Presso l’UTIC del Monzino sono stati studiati prospetticamente i fattori clinici e prognostici potenzialmente associati all’aumento di questi biomarcatori in una coorte non selezionata di 424 pazienti consecutivi con infarto STEMI, sottoposti a intervento di rivascolarizzazione con angioplastica percutanea primaria. Le caratteristiche al basale, la mortalità intraospedaliera, lo shock cardiogeno e la frazione di eiezione ventricolare sinistra sono stati pertanto analizzati in rapporto ai livelli di tali biomarcatori.

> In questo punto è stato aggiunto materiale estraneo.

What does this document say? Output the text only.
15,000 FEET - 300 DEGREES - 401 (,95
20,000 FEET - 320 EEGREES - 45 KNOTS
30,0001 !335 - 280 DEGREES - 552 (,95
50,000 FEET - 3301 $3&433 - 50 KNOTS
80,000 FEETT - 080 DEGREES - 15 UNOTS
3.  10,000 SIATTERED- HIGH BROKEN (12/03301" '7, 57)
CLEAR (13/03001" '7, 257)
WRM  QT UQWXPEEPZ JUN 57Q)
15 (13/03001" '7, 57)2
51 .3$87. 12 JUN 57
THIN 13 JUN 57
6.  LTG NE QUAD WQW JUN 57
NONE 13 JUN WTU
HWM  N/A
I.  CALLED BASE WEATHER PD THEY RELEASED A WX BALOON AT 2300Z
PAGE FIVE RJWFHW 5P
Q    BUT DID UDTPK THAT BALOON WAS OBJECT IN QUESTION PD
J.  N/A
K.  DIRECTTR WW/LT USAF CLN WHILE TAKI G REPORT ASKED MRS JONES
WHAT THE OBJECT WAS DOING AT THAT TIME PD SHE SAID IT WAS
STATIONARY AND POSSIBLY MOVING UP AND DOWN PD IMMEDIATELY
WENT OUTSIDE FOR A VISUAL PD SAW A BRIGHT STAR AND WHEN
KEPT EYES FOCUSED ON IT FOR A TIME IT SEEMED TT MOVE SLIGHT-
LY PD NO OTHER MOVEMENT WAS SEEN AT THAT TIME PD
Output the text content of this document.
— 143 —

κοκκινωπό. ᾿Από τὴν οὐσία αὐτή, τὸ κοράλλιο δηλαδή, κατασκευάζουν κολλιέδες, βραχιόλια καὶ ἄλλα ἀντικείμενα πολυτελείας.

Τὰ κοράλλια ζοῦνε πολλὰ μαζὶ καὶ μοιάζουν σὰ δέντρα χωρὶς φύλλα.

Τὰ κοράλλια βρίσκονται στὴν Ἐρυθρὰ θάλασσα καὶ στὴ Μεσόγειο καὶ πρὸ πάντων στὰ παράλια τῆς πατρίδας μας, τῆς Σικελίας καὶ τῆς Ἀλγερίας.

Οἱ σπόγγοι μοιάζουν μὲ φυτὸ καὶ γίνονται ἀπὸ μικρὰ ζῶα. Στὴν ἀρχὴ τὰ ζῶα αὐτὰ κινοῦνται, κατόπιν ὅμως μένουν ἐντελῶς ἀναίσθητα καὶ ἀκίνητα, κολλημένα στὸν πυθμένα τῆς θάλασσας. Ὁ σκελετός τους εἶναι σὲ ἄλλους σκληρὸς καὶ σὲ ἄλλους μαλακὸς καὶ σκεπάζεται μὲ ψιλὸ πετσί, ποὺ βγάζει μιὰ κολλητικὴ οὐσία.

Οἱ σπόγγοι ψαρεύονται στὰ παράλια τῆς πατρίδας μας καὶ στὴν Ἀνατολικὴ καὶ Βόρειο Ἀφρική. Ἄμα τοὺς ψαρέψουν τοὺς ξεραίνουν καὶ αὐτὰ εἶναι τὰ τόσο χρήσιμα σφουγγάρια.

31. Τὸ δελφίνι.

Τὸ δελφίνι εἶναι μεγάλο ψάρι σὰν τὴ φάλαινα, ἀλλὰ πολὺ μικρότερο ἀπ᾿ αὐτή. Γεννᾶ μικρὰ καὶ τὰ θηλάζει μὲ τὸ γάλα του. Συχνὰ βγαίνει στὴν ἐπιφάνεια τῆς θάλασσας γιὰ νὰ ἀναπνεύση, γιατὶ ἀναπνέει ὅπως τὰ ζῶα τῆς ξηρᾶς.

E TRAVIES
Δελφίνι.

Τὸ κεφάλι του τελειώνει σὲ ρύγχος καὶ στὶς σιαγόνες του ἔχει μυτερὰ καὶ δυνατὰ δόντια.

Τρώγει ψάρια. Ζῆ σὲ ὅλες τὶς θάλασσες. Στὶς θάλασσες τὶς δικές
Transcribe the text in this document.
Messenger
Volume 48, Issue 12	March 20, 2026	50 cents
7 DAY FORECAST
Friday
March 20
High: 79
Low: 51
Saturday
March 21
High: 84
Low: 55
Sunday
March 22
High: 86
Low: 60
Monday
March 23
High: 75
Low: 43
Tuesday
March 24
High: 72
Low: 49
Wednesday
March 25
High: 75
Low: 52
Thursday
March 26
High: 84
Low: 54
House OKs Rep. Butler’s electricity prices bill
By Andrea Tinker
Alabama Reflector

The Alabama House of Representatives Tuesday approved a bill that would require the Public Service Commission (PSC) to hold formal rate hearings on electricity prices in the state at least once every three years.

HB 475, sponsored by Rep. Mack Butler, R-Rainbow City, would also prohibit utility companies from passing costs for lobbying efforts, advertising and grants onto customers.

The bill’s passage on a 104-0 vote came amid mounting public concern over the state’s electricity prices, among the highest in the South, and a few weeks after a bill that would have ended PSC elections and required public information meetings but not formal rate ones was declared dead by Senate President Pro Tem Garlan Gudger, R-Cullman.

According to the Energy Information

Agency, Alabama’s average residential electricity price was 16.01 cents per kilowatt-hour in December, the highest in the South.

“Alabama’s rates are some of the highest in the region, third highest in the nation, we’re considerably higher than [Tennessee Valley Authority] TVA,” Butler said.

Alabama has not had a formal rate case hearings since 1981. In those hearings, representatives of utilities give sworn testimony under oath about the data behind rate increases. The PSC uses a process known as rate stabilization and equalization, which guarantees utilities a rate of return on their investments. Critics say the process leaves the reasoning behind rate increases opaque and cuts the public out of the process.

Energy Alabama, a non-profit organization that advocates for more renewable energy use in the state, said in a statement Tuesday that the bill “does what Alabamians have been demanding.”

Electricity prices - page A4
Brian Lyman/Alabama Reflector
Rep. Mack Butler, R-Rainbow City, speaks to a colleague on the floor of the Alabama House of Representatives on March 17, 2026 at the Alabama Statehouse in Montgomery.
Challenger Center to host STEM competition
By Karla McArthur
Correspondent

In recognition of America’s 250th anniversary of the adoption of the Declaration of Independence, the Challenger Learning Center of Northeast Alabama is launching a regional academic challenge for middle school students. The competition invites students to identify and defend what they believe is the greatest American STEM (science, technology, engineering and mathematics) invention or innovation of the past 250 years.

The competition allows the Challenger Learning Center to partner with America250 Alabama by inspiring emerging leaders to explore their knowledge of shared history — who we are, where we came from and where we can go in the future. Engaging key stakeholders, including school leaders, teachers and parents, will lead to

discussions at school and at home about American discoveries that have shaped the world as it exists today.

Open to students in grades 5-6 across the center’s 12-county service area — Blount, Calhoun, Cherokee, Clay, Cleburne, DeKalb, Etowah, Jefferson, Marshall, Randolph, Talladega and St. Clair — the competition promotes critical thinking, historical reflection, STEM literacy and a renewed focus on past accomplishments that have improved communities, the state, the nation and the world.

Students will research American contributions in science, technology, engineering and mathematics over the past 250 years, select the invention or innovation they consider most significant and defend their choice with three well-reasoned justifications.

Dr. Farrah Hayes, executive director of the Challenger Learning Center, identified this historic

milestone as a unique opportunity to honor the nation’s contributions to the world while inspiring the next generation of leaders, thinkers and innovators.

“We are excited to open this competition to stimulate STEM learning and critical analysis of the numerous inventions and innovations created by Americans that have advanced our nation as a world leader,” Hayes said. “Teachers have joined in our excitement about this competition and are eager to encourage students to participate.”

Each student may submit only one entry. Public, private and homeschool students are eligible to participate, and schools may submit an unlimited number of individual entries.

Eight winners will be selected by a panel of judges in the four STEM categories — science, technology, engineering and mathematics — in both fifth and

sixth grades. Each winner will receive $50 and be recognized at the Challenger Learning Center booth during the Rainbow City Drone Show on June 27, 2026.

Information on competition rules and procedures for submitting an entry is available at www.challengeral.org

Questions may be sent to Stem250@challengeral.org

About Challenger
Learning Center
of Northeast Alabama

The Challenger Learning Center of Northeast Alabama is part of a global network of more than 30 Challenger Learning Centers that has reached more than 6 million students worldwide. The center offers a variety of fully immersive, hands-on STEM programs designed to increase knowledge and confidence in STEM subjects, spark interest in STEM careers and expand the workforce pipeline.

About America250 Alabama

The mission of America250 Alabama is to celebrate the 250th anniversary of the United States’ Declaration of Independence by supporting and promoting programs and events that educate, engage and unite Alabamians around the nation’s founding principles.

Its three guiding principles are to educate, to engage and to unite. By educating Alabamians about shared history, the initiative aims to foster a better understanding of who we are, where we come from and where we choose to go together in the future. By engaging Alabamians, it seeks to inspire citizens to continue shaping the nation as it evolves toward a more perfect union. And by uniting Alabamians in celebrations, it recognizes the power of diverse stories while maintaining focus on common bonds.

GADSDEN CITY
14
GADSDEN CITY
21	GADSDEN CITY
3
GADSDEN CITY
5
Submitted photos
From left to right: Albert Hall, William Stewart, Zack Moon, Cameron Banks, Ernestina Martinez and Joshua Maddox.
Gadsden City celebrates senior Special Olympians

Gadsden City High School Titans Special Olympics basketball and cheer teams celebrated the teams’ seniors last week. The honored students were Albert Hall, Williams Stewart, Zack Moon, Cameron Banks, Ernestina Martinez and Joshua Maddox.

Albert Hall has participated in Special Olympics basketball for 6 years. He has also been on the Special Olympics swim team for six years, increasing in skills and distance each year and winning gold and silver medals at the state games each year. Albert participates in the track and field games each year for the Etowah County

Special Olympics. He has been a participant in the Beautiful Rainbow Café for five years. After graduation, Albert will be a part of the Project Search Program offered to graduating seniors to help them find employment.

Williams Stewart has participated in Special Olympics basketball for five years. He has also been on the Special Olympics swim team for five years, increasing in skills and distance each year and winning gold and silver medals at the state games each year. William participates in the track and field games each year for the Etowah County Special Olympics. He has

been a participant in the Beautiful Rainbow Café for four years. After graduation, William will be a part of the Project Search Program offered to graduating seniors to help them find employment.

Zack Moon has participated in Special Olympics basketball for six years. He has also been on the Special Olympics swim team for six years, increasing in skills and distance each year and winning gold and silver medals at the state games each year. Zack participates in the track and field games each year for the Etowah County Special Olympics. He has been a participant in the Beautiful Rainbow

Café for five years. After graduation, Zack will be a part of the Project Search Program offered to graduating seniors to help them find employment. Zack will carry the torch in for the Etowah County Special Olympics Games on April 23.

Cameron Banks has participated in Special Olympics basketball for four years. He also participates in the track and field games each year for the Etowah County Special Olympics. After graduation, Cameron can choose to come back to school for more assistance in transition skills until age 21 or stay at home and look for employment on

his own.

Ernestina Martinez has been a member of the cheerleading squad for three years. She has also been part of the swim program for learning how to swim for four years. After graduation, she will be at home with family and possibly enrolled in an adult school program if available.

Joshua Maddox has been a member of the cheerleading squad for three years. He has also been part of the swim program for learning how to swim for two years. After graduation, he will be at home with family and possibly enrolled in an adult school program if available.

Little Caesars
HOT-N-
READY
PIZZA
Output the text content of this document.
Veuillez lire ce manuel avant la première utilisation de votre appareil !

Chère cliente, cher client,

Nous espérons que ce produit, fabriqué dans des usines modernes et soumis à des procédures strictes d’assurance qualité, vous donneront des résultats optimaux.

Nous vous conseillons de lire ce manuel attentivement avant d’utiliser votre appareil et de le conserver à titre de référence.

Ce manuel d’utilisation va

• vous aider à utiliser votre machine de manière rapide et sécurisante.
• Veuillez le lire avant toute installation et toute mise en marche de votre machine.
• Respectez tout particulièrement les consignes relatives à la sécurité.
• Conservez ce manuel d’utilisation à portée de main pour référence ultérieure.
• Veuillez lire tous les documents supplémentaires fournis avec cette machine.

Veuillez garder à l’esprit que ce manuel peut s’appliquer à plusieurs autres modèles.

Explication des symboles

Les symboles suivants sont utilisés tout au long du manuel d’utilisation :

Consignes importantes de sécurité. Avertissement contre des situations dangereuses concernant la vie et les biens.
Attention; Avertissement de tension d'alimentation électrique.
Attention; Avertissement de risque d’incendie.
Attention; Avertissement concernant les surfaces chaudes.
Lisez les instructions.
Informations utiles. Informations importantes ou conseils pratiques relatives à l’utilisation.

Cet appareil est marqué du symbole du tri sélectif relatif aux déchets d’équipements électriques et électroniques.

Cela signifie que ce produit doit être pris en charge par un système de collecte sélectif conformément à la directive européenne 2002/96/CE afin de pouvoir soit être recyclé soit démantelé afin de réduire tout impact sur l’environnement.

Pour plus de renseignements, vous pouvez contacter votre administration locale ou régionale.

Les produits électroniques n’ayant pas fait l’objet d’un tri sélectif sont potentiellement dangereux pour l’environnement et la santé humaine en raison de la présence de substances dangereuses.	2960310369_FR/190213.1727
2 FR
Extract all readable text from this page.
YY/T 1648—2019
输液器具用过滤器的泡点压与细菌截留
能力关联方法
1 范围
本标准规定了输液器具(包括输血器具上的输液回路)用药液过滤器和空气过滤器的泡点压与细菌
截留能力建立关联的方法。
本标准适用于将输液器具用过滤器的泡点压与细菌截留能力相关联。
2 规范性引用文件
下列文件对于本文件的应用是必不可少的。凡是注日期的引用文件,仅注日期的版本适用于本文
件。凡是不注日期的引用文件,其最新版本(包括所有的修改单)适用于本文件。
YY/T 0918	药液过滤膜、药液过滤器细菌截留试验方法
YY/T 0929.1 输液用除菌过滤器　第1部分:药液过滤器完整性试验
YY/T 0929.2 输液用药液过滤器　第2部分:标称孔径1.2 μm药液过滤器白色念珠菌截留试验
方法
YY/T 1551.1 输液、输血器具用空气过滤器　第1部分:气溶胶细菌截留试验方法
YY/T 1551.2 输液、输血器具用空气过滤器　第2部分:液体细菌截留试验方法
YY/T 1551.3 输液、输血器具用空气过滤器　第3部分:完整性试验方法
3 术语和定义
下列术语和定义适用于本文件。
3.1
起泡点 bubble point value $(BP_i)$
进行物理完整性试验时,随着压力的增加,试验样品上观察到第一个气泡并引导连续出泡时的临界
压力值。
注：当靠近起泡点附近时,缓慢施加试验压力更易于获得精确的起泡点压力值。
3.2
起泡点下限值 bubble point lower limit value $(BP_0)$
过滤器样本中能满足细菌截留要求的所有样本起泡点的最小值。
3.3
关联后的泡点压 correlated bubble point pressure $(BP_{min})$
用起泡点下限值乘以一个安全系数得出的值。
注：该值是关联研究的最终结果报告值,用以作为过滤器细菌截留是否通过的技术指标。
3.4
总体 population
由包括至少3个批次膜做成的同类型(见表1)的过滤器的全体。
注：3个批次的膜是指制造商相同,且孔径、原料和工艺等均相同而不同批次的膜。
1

I risultati dello studio suggeriscono un ruolo per il citocromo c (ma non per il mtDNA), nella stratificazione del rischio durante la valutazione iniziale di questi pazienti.



In particolare, all'analisi ROC, il citocromo c ha predetto con accuratezza la mortalità ospedaliera e lo shock cardiogeno. Serviranno ulteriori studi per capire quali siano i meccanismi alla base dell’incremento e se la valutazione dei livelli possa essere utilizzata anche per guidare terapie mirate in pazienti ad alto rischio con STEMI.

Riferimenti
1. Cosentino N, Campodonico J, Trinei M, Mosca S, Milazzo V, Rubino M, Moltrasio M, De Metrio M, Marenzi, Factors associated with and prognostic value of admission mitochondrial biomarker levels in ST-segment elevation myocardial infarction undergoing primary percutaneous intervention. Abstract P4402. ESC Congress Munich 2018.